Years ago my life was different; I used to watch films. And I mean watch all sorts of films, I aimed to consume all the classics, understand the work of the great directors, be fluent in my appreciation of foreign language films. In short I wanted to be able to say – ‘yes I’ve seen that’ and then be able to discuss. Talking about films to people who like films was one of my life’s joys. The coming together, the disagreements. These days I rarely watch a film, a combination of box sets, young children and the expense of the cinema keeps me for the most part absent from the movies. But all those films I have watched, and during those formative years! So it isn’t that surprising that my mind wanders back occasionally to that back catalogue and since the lockdown I’ve been thinking about the Oscar winning Italian film ‘Life is Beautiful’.
Somewhere in my house is a copy of it on DVD, and perhaps I will watch it again after writing this. I’ve not seen it for years, but as Maya Angelou is often quoted ‘I remember how it made me feel’. Happy, delighted and with the overwhelming sense that life is indeed beautiful, it also made me feel profoundly sad and teary on leaving the cinema when I first saw it, but this only contributed to the conclusion that the film title gave me.
So why have I been thinking about this film? Well I, like everybody have been affected by the Coronavirus and been subjected to the national lockdown. WFH has entered the popular vernacular (working from home if you’re interested) and it has had an impact on how I feel, what my days are like, my mood and my sense of having meaning.
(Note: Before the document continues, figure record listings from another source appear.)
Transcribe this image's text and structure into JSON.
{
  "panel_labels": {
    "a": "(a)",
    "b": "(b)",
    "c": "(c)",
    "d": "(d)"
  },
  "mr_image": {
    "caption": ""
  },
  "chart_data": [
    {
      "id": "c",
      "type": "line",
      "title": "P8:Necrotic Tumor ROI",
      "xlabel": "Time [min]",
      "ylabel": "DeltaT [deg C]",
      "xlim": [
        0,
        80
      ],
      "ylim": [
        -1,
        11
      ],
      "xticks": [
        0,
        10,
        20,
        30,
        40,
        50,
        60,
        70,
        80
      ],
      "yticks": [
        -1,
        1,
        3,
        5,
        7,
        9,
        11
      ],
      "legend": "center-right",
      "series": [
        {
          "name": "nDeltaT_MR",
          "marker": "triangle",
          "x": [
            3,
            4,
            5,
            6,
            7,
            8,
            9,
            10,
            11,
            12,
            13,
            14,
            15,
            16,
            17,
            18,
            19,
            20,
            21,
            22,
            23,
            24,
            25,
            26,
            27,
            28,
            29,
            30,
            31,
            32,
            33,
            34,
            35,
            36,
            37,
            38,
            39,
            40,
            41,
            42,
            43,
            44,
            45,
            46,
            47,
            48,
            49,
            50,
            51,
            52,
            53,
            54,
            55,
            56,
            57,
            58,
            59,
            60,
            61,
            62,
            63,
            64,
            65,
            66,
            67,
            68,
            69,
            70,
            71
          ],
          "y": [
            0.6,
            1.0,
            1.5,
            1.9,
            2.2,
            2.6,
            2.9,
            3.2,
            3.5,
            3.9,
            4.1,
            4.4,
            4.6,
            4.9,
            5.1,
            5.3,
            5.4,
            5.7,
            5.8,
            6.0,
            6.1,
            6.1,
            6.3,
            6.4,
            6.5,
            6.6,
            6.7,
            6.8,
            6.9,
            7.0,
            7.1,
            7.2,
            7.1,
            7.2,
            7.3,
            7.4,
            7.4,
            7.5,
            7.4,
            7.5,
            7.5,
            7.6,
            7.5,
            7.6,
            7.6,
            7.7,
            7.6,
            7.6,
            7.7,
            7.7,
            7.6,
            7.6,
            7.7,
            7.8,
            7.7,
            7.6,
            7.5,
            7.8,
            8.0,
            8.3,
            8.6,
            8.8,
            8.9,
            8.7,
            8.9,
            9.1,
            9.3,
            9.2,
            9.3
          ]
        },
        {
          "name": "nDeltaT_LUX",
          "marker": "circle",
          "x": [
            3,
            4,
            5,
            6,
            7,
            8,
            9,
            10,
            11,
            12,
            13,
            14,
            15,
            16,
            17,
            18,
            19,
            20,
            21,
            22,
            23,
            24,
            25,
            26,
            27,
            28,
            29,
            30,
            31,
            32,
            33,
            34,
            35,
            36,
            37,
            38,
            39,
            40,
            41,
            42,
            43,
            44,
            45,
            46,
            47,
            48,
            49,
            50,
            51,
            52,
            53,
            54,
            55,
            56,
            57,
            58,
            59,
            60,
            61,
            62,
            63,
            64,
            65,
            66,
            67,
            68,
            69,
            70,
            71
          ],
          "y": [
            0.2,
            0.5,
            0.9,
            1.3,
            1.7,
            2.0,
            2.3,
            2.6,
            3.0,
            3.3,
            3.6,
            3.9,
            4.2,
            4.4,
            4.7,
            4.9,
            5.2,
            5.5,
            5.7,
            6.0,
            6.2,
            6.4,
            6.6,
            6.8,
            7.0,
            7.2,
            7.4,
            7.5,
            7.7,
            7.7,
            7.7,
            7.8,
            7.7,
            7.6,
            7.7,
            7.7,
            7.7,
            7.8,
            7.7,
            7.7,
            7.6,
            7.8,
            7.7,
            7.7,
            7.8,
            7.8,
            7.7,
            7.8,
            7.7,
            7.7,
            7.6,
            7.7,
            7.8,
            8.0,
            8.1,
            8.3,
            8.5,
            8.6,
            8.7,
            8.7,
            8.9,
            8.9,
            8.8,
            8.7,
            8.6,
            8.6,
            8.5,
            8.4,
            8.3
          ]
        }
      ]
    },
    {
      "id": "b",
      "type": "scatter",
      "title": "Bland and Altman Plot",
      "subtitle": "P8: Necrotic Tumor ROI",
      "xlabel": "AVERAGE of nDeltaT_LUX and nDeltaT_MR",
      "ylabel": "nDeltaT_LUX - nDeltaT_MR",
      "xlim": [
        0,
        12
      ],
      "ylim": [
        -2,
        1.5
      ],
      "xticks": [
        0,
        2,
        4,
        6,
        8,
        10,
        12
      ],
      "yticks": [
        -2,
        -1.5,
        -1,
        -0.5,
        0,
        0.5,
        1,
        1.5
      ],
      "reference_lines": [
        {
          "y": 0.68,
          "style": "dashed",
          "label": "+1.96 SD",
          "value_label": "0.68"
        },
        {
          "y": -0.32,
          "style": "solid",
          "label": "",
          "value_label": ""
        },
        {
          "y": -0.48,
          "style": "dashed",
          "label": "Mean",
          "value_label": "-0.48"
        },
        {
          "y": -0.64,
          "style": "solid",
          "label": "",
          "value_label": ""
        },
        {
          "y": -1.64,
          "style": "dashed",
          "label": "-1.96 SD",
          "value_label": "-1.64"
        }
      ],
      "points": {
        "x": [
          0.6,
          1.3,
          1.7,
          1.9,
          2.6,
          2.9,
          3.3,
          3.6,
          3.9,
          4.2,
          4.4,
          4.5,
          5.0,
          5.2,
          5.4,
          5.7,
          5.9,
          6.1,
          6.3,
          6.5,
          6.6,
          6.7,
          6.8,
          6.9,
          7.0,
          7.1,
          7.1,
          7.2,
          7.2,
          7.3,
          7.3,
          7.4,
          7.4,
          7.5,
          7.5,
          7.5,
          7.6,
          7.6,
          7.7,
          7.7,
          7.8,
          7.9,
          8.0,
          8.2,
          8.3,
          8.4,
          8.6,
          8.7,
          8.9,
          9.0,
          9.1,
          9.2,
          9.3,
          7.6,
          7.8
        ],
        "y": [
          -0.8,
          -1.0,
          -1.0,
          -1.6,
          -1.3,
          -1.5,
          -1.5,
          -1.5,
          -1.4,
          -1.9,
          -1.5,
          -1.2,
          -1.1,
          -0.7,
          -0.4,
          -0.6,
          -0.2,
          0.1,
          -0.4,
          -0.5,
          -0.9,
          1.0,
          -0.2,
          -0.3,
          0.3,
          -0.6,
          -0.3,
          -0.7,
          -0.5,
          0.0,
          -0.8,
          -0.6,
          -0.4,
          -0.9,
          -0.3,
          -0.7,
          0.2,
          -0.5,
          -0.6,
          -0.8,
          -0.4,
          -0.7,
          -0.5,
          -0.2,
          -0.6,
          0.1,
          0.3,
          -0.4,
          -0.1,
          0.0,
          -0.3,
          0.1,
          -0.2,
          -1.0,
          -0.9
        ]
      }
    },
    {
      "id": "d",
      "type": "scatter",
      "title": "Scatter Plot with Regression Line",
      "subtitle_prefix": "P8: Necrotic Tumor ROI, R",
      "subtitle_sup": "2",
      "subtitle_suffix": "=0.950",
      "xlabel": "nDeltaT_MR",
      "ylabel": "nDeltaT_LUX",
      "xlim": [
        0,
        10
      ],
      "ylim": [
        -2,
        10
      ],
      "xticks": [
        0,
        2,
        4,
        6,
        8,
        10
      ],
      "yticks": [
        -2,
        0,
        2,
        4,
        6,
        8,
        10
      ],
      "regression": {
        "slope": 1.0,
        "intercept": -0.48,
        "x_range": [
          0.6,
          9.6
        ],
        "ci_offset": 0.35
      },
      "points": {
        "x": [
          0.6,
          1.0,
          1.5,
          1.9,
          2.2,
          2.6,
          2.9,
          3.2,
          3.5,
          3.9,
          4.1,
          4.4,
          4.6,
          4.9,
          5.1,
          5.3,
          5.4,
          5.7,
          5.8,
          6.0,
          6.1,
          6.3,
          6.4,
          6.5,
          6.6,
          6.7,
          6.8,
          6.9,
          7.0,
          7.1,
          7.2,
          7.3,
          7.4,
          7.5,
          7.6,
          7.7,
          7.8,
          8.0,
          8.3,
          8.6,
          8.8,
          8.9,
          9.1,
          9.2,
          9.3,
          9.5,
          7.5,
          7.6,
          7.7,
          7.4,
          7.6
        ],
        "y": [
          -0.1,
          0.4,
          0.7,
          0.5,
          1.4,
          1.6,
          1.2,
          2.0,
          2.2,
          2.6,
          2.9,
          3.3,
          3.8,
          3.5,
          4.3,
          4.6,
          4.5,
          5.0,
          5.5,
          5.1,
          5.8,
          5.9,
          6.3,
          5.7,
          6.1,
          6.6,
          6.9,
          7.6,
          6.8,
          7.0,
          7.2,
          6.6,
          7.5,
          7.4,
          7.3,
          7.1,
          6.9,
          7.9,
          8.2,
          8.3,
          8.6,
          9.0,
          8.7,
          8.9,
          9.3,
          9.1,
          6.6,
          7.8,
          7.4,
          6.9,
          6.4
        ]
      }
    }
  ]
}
Those that have known me over the past few years are aware that I have become very interested in how to work collaboratively, and have researched a lot of theory on this since working with the Kings Fund. But in this current situation is this of any use? I’ve seen a lot of tweets from people with lived experiences, or in the involvement world that have bemoaned that patient voice has been lost in the current Covid-19 crisis, and I agree with them. Decisions have been made and fast, and haven’t involved people with lived experience of services….
So I’ve been wondering what the point of all the learning was, and whether theory is of any use at the moment? Then I remembered a lecture by Bejamin Zander that I’d seen on YouTube talking about his father’s experience of internment camps after the second world war, the talk isn’t specifically about his father’s experience but simply highlights an approach different ways of thinking about the situations we find ourselves in, this linked in to my thoughts on the movie.
Life may quickly go back to how it was before, life might not and I could be ‘WFH’ for a long period of time. But I need to think about how to work differently, how to involve people when we are all so far apart and how to keep an ability to believe we can make a difference, and that it matters. Life is always what it is, but how we choose to approach it, can sometimes be up to us. Life is difficult, life has currently changed but life is beautiful.